You may also wish to take the following discussion into account when deciding on a foreign key. The risk with using a 'date as an integer' as a key is that people will start to use it as a DATE, rather than a meaningless surrogate key.
https://www.kimballgroup.com/2004/02/design-tip-51-latest-thinking-on-time-dimension-tables/
Upvotes: 2
Reputation: 2279
The usual way to do it is for your time dimension to be at the level of a date, with columns representing the date itself, month, year, etc. The key of that table is an integer that looks pretty much like the date, e.g. 20180303. For example:
DateKey,CalendarDate, MonthName, MonthNum, Year
20180303, 2018-03-03, March, 1, 2018
(You'd have many more columns here to make it very useful in lots of different ways)
You'd have one row in here for each and every date from a date back in the past to a date in the future, and you create it first, up front, before you load any facts, even dates you don't have in your Facts. There are ways of doing this easily in your chosen language or ETL tool, for example with stored procedures, from a spreadsheet, from C#, etc.
Next, for the Facts, and just the facts.
In your fact table, you need to represent the Delivery Date.

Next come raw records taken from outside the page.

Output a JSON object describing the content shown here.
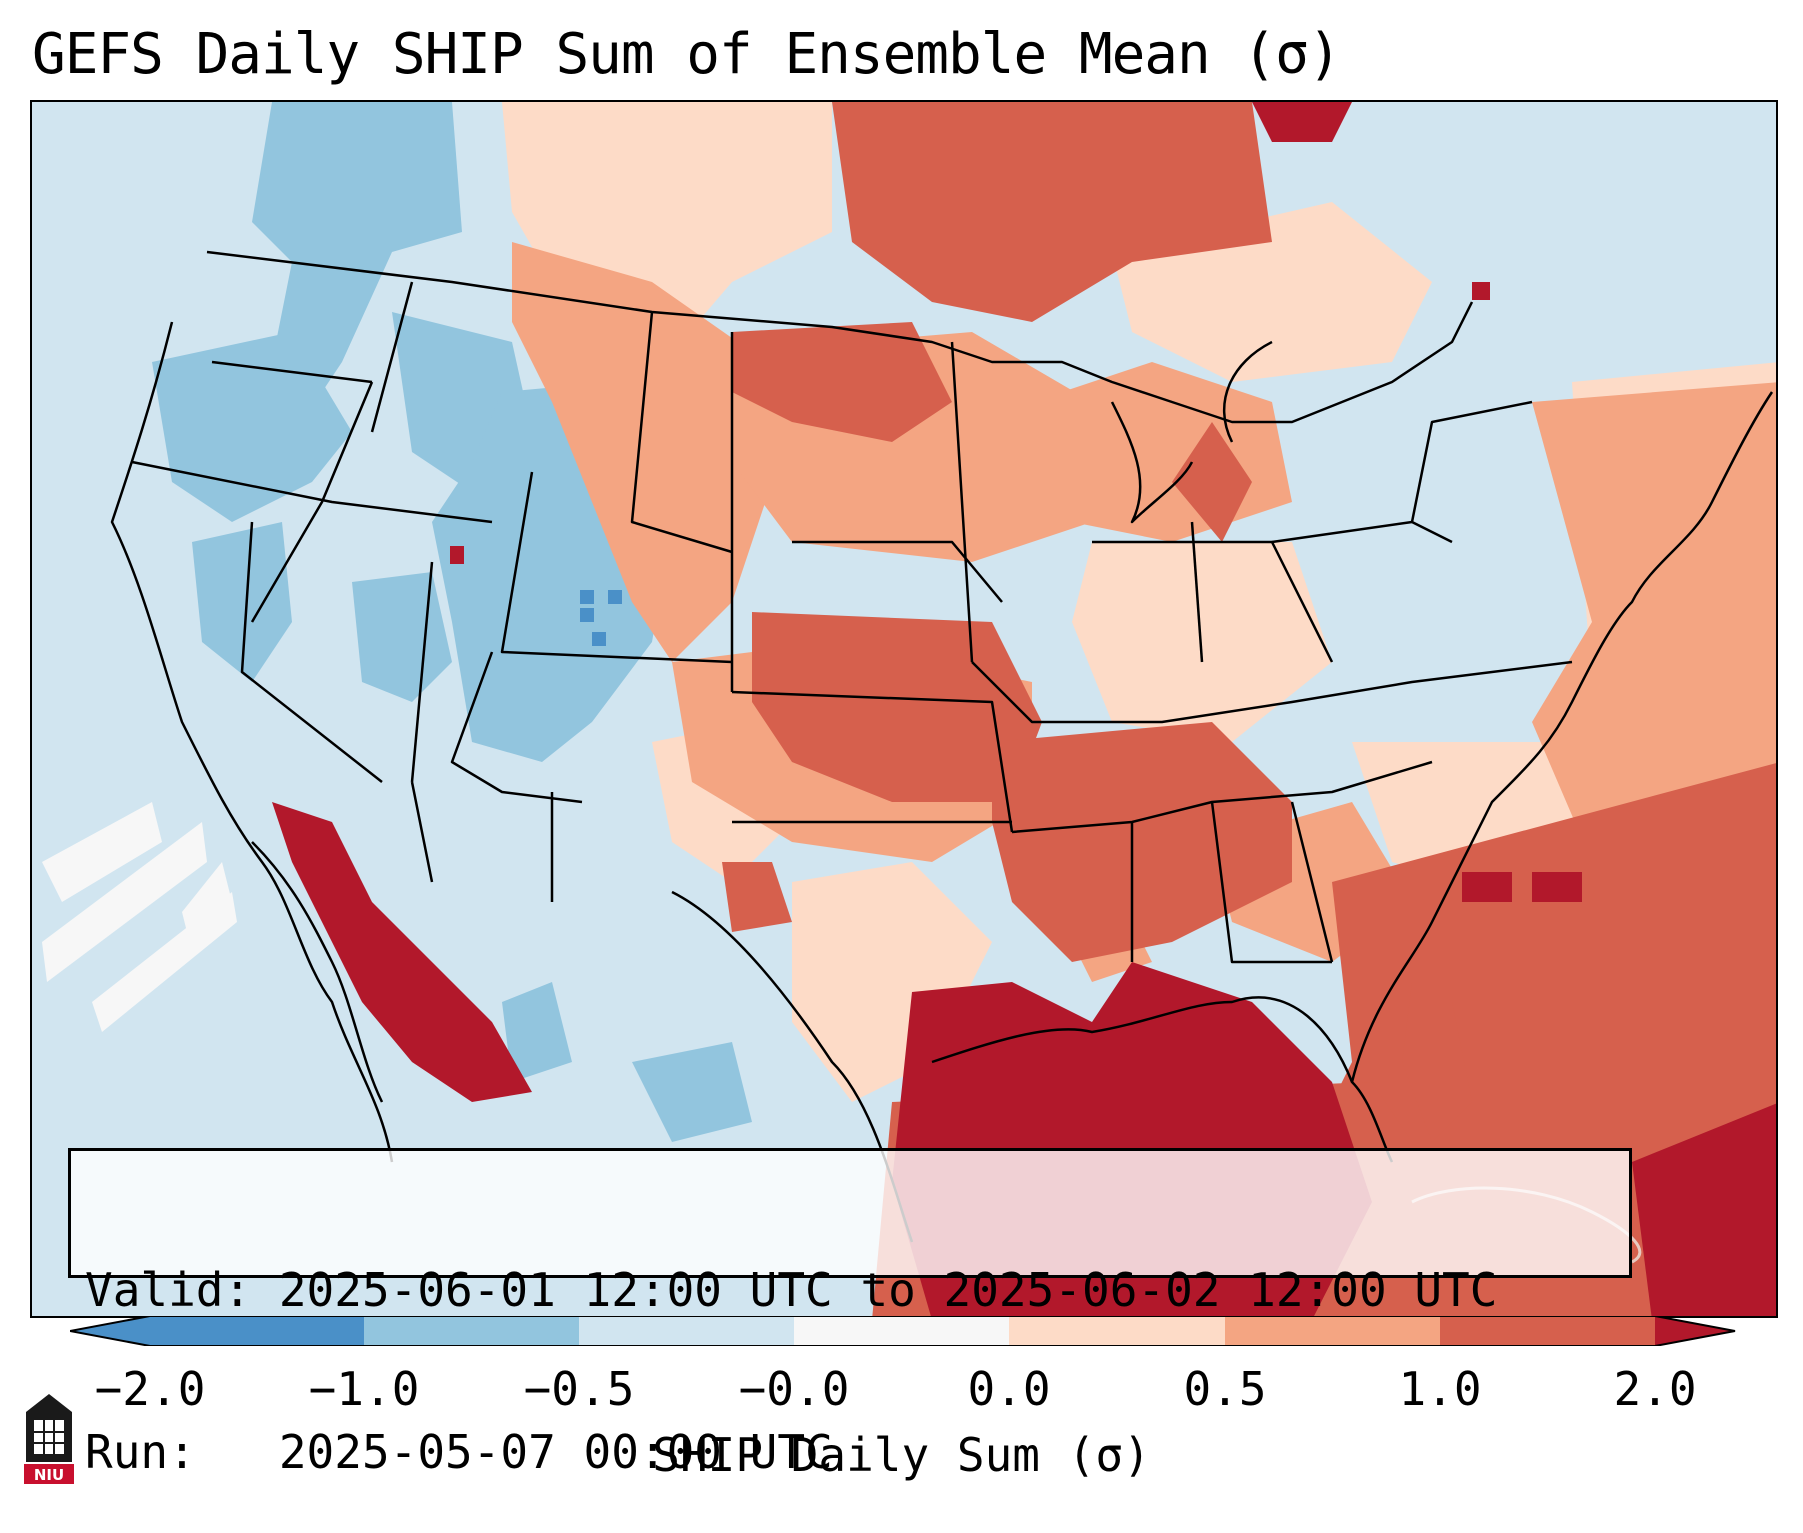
{
  "title": "GEFS Daily SHIP Sum of Ensemble Mean (σ)",
  "info": {
    "valid_line": "Valid: 2025-06-01 12:00 UTC to 2025-06-02 12:00 UTC",
    "run_line": "Run:   2025-05-07 00:00 UTC"
  },
  "colorbar": {
    "label": "SHIP Daily Sum (σ)",
    "ticks": [
      "−2.0",
      "−1.0",
      "−0.5",
      "−0.0",
      "0.0",
      "0.5",
      "1.0",
      "2.0"
    ],
    "colors": [
      "#4a90c8",
      "#92c5de",
      "#d1e5f0",
      "#f7f7f7",
      "#fddbc7",
      "#f4a582",
      "#d6604d",
      "#b2182b"
    ],
    "extend": "both"
  },
  "legend_colors": {
    "strong_negative": "#4a90c8",
    "moderate_negative": "#92c5de",
    "weak_negative": "#d1e5f0",
    "weak_positive": "#fddbc7",
    "moderate_positive": "#f4a582",
    "strong_positive": "#d6604d",
    "very_strong_positive": "#b2182b"
  },
  "logo": {
    "icon": "niu-logo-icon",
    "text": "NIU"
  }
}
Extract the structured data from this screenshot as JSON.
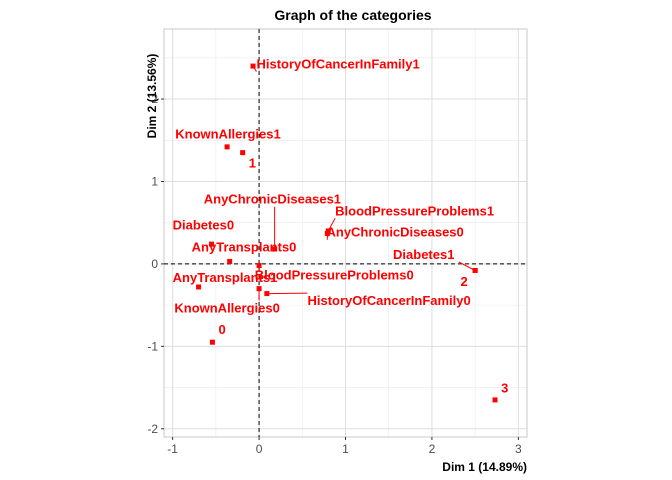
{
  "chart_data": {
    "type": "scatter",
    "title": "Graph of the categories",
    "xlabel": "Dim 1 (14.89%)",
    "ylabel": "Dim 2 (13.56%)",
    "xlim": [
      -1.1,
      3.1
    ],
    "ylim": [
      -2.1,
      2.85
    ],
    "xticks": [
      -1,
      0,
      1,
      2,
      3
    ],
    "yticks": [
      -2,
      -1,
      0,
      1,
      2
    ],
    "grid": true,
    "reference_lines": {
      "x": 0,
      "y": 0
    },
    "point_color": "#ff0000",
    "points": [
      {
        "label": "HistoryOfCancerInFamily1",
        "x": -0.07,
        "y": 2.4,
        "lx": -0.03,
        "ly": 2.37,
        "anchor": "start"
      },
      {
        "label": "KnownAllergies1",
        "x": -0.37,
        "y": 1.42,
        "lx": -0.97,
        "ly": 1.52,
        "anchor": "start"
      },
      {
        "label": "1",
        "x": -0.19,
        "y": 1.35,
        "lx": -0.12,
        "ly": 1.17,
        "anchor": "start"
      },
      {
        "label": "AnyChronicDiseases1",
        "x": 0.18,
        "y": 0.18,
        "lx": -0.64,
        "ly": 0.73,
        "anchor": "start"
      },
      {
        "label": "BloodPressureProblems1",
        "x": 0.8,
        "y": 0.4,
        "lx": 0.88,
        "ly": 0.59,
        "anchor": "start"
      },
      {
        "label": "Diabetes0",
        "x": -0.55,
        "y": 0.24,
        "lx": -1.0,
        "ly": 0.42,
        "anchor": "start"
      },
      {
        "label": "AnyChronicDiseases0",
        "x": 0.79,
        "y": 0.37,
        "lx": 0.78,
        "ly": 0.33,
        "anchor": "start"
      },
      {
        "label": "AnyTransplants0",
        "x": -0.34,
        "y": 0.03,
        "lx": -0.78,
        "ly": 0.15,
        "anchor": "start"
      },
      {
        "label": "Diabetes1",
        "x": 2.5,
        "y": -0.08,
        "lx": 1.55,
        "ly": 0.06,
        "anchor": "start"
      },
      {
        "label": "2",
        "x": 2.5,
        "y": -0.08,
        "lx": 2.33,
        "ly": -0.27,
        "anchor": "start"
      },
      {
        "label": "BloodPressureProblems0",
        "x": 0.0,
        "y": -0.02,
        "lx": -0.05,
        "ly": -0.19,
        "anchor": "start"
      },
      {
        "label": "AnyTransplants1",
        "x": -0.7,
        "y": -0.28,
        "lx": -1.0,
        "ly": -0.22,
        "anchor": "start"
      },
      {
        "label": "HistoryOfCancerInFamily0",
        "x": 0.09,
        "y": -0.36,
        "lx": 0.56,
        "ly": -0.5,
        "anchor": "start"
      },
      {
        "label": "KnownAllergies0",
        "x": 0.0,
        "y": -0.3,
        "lx": -0.98,
        "ly": -0.59,
        "anchor": "start"
      },
      {
        "label": "0",
        "x": -0.54,
        "y": -0.95,
        "lx": -0.47,
        "ly": -0.85,
        "anchor": "start"
      },
      {
        "label": "3",
        "x": 2.73,
        "y": -1.65,
        "lx": 2.8,
        "ly": -1.56,
        "anchor": "start"
      }
    ]
  }
}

You'd do this by having (in your fact table) DeliveryDateKey. Say your fact record has a delivery date of 2nd January 2018, you'd store 20180102 in your Fact table. You wouldn't store anything else about the date in your fact table, just that key. Neither would you need to change the date dimension: you're just creating a foreign key relationship from your Fact table to your DimTime or DimDate or whatever you'd like to call that table.
You might have many other dates in this fact table and others (for example OrderDateKey), all of which would point to the same DimDate table.
In the same way, if your different facts are referring to Products, they all point to DimProduct.